Reich sbuffò. — Tu sei la telespia, tu lo devi dire.

— Non posso captare niente. Quella stupida musica crea una grande confusione.

— Allora te lo dirò io. Voglio una pistola.

— Che cosa?

— Una pistola. Arma antica. Lancia proiettili!

— Non ho niente di simile, qui.

— Sì che ne hai, Jerry. Keno Quizzard me ne ha parlato tempo fa. L’ha vista: d’acciaio e apribile. Molto interessante come antichità.

— Per che scopo te ne vuoi servire?

— Leggimi nel pensiero, Jerry e scoprirai tutto. Niente che non sia innocente.

Church assunse un’espressione concentrata. Poi desistette, disgustato. — Non mi contagerai con quel monotono motivetto.

Scomparve nell’ombra. Si udì un lontano sbattere di cassetti metallici, poi il tintinnìo di un involucro protettivo frantumato. Church tornò con in mano un oggetto d’acciaio brunito e lo depose sul banco accanto al denaro. Premette un pulsante e l’oggetto metallico si aprì rivelando un tirapugni d’acciaio, una pistola a tamburo e uno stiletto.

— Perché la vuoi? — chiese ancora Church.

— Speri che voglia farne qualcosa per cui potrai ricattarmi? — disse Reich con un sorriso. — Spiacente, è un regalo.

— Un regalo pericoloso. — Church gli lanciò quel suo sguardo obliquo che era come un ghigno o una risata. — Vuoi rovinare qualcun altro, eh?

— È un regalo per un mio amico. Il dottor T8.

— T8! — Church lo guardò sorpreso.

— Lo conosci? Fa collezione di cose antiche.

— Sì, lo conosco. — Church cominciò a ridacchiare sussultando. — Ma comincio a conoscerlo meglio ora. Comincio a compatirlo. — Smise di ridere e guardò Reich con sguardo penetrante. — Naturale! Sarà un bellissimo regalo per Gus. Proprio un magnifico regalo. Perché è carica.

— Ah sì?

— Cinque belle cartucce. Magnifico regalo per Gus. — Fece scattare una leva. Dalla pistola uscì il cilindro rivelando cinque scompartimenti contenenti ciascuno il fondo di ottone di un proiettile.

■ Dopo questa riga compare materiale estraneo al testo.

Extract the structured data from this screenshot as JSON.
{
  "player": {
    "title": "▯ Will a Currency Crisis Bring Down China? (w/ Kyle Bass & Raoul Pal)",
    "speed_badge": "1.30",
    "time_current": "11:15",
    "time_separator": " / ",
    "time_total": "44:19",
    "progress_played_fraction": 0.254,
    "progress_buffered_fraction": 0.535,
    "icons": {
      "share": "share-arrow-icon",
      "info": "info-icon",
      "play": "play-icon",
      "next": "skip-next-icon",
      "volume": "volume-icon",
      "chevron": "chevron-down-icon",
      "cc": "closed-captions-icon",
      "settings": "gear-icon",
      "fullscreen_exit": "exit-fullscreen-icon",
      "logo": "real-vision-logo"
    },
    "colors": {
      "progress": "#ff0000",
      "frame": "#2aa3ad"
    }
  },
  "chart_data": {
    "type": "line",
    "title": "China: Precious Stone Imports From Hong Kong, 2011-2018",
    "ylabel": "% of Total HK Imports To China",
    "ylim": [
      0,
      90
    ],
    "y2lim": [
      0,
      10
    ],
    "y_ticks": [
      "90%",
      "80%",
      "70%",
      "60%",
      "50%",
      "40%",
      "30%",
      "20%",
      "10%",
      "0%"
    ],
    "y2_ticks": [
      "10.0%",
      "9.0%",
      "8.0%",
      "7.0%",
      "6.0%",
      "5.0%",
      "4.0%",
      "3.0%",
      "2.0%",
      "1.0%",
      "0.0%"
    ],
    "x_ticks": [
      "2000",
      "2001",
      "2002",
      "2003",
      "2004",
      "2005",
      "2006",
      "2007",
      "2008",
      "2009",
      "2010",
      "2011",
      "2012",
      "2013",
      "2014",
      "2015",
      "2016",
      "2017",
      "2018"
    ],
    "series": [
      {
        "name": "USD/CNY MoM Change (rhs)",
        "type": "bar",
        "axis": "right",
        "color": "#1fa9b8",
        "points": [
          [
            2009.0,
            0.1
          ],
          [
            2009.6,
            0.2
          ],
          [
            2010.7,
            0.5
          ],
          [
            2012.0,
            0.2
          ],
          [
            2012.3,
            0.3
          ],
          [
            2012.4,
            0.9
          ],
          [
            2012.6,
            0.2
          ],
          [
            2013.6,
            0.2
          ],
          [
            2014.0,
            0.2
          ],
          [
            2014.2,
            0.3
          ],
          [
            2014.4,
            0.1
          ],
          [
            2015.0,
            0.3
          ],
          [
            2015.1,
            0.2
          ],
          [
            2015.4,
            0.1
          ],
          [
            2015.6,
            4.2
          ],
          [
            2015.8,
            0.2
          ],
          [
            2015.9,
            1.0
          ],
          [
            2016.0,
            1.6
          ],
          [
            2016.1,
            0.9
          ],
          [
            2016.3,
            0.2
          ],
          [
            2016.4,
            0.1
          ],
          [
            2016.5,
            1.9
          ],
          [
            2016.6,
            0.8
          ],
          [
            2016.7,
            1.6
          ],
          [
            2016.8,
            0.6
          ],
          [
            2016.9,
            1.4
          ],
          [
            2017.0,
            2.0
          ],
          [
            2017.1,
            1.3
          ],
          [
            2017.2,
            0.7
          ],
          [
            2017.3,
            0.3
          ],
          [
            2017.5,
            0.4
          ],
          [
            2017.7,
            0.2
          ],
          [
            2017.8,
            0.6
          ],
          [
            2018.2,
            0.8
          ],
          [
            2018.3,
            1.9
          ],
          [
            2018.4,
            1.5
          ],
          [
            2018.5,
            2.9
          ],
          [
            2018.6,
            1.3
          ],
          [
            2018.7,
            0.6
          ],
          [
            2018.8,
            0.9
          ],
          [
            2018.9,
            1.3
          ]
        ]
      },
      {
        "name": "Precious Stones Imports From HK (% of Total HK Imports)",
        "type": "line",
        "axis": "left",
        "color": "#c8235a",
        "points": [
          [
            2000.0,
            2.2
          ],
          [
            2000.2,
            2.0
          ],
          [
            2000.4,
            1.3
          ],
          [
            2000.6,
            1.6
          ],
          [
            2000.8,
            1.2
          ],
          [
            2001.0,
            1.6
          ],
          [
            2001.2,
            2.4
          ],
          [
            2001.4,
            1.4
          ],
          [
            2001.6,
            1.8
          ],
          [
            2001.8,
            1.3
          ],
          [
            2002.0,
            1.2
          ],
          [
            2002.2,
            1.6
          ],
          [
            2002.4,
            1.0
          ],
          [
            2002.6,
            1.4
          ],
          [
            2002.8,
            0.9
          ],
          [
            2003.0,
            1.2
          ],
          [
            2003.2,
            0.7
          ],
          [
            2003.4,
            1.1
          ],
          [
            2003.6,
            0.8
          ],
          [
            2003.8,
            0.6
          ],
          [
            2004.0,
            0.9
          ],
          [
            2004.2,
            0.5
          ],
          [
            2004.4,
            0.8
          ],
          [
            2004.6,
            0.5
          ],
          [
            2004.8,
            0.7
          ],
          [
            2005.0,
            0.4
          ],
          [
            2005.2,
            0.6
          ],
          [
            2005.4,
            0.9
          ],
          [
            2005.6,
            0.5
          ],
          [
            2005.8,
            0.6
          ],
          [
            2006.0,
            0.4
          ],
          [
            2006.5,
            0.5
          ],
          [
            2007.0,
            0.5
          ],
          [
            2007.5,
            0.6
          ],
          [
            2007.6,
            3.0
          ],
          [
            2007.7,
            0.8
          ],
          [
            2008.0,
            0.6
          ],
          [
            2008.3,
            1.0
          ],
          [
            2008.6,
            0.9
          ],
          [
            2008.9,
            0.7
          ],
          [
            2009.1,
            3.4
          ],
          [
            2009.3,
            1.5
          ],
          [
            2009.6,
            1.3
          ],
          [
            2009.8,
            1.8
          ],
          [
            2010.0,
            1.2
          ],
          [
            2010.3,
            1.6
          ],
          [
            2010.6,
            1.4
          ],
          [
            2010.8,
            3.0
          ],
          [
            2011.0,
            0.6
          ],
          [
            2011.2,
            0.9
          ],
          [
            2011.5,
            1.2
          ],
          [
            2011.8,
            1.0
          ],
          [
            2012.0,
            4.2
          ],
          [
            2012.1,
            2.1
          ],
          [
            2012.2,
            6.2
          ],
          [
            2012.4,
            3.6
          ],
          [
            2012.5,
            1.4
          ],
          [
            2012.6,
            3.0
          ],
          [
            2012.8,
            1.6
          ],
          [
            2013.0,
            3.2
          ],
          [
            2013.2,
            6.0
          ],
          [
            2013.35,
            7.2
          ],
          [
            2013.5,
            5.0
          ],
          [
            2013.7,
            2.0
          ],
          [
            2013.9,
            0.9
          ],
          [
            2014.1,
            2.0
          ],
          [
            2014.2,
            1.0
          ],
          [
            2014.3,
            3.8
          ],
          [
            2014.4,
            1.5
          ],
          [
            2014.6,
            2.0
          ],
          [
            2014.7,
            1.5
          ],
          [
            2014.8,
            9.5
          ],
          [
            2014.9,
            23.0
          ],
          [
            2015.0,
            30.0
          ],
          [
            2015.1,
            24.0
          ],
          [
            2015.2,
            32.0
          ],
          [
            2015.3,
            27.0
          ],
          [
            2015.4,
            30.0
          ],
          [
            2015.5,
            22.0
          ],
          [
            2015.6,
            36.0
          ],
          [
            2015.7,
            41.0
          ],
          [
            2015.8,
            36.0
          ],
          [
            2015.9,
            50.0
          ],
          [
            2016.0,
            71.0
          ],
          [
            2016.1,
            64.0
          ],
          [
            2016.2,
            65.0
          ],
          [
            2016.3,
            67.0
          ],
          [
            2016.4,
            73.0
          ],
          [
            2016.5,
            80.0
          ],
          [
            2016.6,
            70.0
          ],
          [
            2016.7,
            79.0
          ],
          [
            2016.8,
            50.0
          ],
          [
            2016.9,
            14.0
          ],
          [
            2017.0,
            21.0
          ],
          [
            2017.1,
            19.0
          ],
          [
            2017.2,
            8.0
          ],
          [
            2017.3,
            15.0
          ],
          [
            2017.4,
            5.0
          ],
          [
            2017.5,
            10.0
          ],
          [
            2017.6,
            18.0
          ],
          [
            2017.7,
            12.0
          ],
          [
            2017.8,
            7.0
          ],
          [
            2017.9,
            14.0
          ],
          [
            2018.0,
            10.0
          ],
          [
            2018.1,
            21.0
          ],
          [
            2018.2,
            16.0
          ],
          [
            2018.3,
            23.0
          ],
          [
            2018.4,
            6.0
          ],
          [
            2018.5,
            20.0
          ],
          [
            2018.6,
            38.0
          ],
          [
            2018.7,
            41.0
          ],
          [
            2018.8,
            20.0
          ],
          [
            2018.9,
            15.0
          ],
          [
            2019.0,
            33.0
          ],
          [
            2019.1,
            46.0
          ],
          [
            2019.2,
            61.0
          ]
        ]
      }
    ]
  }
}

— Cinque denti di serpente per Gus.

— Ti ho detto che il mio scopo è assolutamente innocuo — disse Reich con voce dura. — Toglieremo questi denti.

Church lo fissò attonito, poi cominciò a far cenni di finta complicità. — Sì, sì, li estrarremo — canticchiò con voce stranamente gaia. Scomparve un attimo nel buio e tornò con due piccoli arnesi. — Un regalo per Gus — canticchiò con tono quasi isterico. — Un regalo per il nostro bravo, ricco, felice, piccolo Gus! — Con gesto rapido tolse i proiettili da ogni cartuccia, rimise i bossoli di ottone al loro posto, inserì nuovamente il cilindro e pose l’arma accanto al denaro.

— Nessun pericolo — disse vivacemente. — Nessun pericolo per il nostro caro piccolo Gus.

Guardò Reich con sguardo interrogativo. Reich tese entrambe le mani. Con una spinse il denaro verso Church, con l’altra prese l’arma. In quel momento Church cambiò di nuovo espressione. Quella sua aria di allegra malizia scomparve. Afferrò i polsi di Reich in una stretta ferrea e si curvò sul banco con un’espressione di ardente concentrazione.

— No, Ben — disse, chiamandolo per nome per la prima volta. — Non è questo il prezzo. Lo sai. Malgrado quella stupida canzone che hai in testa so che lo sai.

— Benissimo, Jerry — disse Reich con voce ferma senza allentare la presa sulla pistola. — Qual è il prezzo?

— Non voglio denaro. C’è stato troppo fra noi perché ci sia ancora bisogno di denaro.

— Che cosa vuoi, Jerry?

— So che Gus lavora per te.

— Non l’hai captato certo da me.

— L’ho captato da Pres, ma non importa dove; lo so, stai macchinando qualcosa di pericoloso per Gus, vero? Qualcosa di simile a quello che infliggesti a me.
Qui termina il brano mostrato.